Pienso que en este momento
ta vez nadie en el universo piensa en mí,
que solo yo me pienso,
y si ahora muriese,
nadie, ni yo, me pensaría
.
Y aquí empieza el abismo,
como cuando me duermo.
Soy mi propio sostén y me lo quito.
Contribuyo a tapizar de ausencia todo.
Tal vez sea por esto
que pensar en un hombre
se parece a salvarlo.
Roberto Juarroz
Si, yo te pienso, para que negarlo. Te pienso, te vengo pensando obstinadamente y yo creo que si,lo hago un poco para salvarte, un poco para devolverte a escena y con eso devolverme a mi misma, como para creer que no fue tanto el daño, que no ostentas traspasar el espacio-tiempo que siempre fe tuyo para transfundir tu savia primera la, mecanicista la de trabajo fabril y desnudarte coronan dote sobre tablas como tecno-educación como si tus ensayos tras bambalinas me lo hubiesen anunciado. Solo te pido que comprendas que careces de sentido si no estoy a tu lado, que aquel investigador tenía razón y que enseñar es proponerle al otro una conversación sobre el mundo y en ese gesto-acto amoroso de educar proponernos casi como un guiño atrevido y cómplice que hacer con él. Que educar es amar tanto, pero tanto al mundo como para no permitir que se acabe , como decía Hannah Arendt y que enseñar no es una competencia técnica, sino una dignidad artística, también ahora parafraseando a ese gran investigador.
Nombrar aún sin nombres a los inconexos me provoca cierta vergüenza. ¿Sabes? Cómo si ellos también sufrieran de cierto infortunio que urge remediar. Como si ello no los habilitase o no los hubiese habilitado a ser dignos de existencia en la escuela y como si ahora fuese imperioso otorgársela. Quiero decirte que ellos están ahí junto a mi o lo que es mejor junto a nosotros y que nunca fue suficiente la presencia virtual o real para empezar un camino educativo, que solo no se define de esa manera , no solamente.

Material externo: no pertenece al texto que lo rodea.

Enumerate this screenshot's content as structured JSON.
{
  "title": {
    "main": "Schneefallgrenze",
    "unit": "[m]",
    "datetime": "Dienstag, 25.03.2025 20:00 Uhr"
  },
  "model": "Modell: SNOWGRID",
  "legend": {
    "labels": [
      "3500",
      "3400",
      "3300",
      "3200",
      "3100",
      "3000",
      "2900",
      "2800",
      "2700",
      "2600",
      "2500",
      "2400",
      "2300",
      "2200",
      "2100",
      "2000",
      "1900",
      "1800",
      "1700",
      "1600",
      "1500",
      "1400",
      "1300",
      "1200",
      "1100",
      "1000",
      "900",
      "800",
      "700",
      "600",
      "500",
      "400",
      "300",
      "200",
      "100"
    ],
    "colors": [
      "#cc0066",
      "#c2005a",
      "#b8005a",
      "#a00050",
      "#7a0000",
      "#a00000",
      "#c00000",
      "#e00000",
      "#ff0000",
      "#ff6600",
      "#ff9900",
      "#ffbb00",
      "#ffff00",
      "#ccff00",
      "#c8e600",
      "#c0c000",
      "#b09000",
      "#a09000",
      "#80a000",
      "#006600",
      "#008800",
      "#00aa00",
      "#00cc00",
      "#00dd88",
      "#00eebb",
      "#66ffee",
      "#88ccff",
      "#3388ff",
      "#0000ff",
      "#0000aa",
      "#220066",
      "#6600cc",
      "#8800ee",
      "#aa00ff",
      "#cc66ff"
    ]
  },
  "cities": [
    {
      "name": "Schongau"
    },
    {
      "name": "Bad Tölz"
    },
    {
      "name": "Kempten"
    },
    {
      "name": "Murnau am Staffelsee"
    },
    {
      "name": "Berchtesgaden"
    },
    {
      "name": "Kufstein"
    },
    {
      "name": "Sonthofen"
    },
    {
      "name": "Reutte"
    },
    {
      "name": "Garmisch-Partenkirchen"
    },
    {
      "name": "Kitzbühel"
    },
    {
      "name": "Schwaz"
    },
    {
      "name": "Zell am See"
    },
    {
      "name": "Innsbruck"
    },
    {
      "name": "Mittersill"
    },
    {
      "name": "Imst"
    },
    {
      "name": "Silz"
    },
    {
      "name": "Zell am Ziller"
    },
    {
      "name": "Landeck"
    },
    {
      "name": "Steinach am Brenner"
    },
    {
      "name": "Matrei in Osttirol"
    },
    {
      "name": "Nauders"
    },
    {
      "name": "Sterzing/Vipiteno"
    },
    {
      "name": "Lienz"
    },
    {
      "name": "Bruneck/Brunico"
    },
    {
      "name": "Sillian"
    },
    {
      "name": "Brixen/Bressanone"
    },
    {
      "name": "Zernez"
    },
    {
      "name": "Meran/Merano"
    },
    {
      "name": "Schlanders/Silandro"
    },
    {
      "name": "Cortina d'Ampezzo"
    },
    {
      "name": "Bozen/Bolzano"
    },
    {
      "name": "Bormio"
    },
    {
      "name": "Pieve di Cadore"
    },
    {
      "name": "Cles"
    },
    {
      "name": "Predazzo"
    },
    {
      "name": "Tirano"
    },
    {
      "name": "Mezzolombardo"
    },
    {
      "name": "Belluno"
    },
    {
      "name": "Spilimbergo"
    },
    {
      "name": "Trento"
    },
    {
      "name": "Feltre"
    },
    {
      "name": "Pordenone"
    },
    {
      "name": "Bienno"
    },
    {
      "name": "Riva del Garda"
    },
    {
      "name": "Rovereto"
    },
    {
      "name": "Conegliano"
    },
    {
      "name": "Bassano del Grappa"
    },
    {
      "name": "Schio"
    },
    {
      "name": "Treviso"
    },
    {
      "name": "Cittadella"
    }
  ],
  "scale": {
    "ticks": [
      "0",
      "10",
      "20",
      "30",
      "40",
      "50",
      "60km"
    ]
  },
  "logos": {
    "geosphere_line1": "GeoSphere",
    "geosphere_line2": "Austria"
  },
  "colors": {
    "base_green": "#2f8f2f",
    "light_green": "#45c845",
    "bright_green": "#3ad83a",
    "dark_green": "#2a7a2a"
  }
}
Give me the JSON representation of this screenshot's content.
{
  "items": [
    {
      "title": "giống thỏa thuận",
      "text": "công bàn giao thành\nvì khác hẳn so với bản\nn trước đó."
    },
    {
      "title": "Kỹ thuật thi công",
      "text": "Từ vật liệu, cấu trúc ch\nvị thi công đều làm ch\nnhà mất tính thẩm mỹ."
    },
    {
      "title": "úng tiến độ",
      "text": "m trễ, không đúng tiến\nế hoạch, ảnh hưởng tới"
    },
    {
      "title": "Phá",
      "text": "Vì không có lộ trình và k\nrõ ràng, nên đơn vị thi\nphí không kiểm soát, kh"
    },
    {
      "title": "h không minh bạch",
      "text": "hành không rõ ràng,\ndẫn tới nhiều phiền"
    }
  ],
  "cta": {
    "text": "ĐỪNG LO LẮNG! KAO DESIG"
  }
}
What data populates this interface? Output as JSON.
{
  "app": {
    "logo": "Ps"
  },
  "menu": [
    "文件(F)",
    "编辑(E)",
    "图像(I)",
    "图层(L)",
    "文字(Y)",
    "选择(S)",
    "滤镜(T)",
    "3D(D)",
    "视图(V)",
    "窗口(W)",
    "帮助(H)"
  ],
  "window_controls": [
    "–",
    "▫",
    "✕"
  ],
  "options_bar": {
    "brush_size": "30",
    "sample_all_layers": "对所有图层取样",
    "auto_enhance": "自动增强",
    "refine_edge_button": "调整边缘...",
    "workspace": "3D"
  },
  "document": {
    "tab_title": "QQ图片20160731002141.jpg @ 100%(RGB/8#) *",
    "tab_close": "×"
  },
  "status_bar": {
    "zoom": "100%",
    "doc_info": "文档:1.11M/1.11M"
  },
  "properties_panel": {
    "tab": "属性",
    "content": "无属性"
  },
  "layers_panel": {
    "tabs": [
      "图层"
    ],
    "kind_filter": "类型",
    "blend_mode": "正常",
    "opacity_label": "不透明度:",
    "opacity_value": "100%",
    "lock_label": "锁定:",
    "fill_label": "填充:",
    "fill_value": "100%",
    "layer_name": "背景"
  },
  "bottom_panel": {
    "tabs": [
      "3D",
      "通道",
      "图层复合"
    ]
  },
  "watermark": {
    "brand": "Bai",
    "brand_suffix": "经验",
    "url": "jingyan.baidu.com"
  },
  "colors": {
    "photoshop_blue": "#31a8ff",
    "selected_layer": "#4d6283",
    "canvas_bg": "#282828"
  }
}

Que soy sujeto de alteridad y que tengo el derecho político de no creer que todo lo anterior a este momento se redujo a un mero juego de existencias o a un simple relato de ficción, de corte explicativo a propósito de los objetos, y no un relato de corte narrativo a propósito de los sujetos ni de los procesos porque entonces lo nulo de nuestra conversación que no fue tal se perpetua hoy o lo que es peor se hace evidente al resto de los otros y eso me vulnera. Claro que si así lo hubiese hecho, dejaría en evidencia que en esta tarea de educar me ha costado mucho descentrarme de mi, que anuncie emancipación y no lo logré y que me ha costado instalar tal conversación pues la reduje y me avergüenza decirlo a un simple monólogo donde el otro solo parece haberme escuchado. Pero te pido que no intentes confundirme y dejame decirte que no fue cierto, que construimos colectivo, que ofrecimos conversación, que dimos bondadosamente, no lo propio sino lo de otros, lo de todos para hacer nacer lo de nosotros, para conmovernos juntos porque educar no es solo un acto cognitivo, porque no propuse texto impreso sin proponerte que hacer con él, porque no lo haré ahora porque estoy aquí para evitar, para impedir que ciertos hombros se encojan, para ofrecerte otra cosa, para no abandonarte.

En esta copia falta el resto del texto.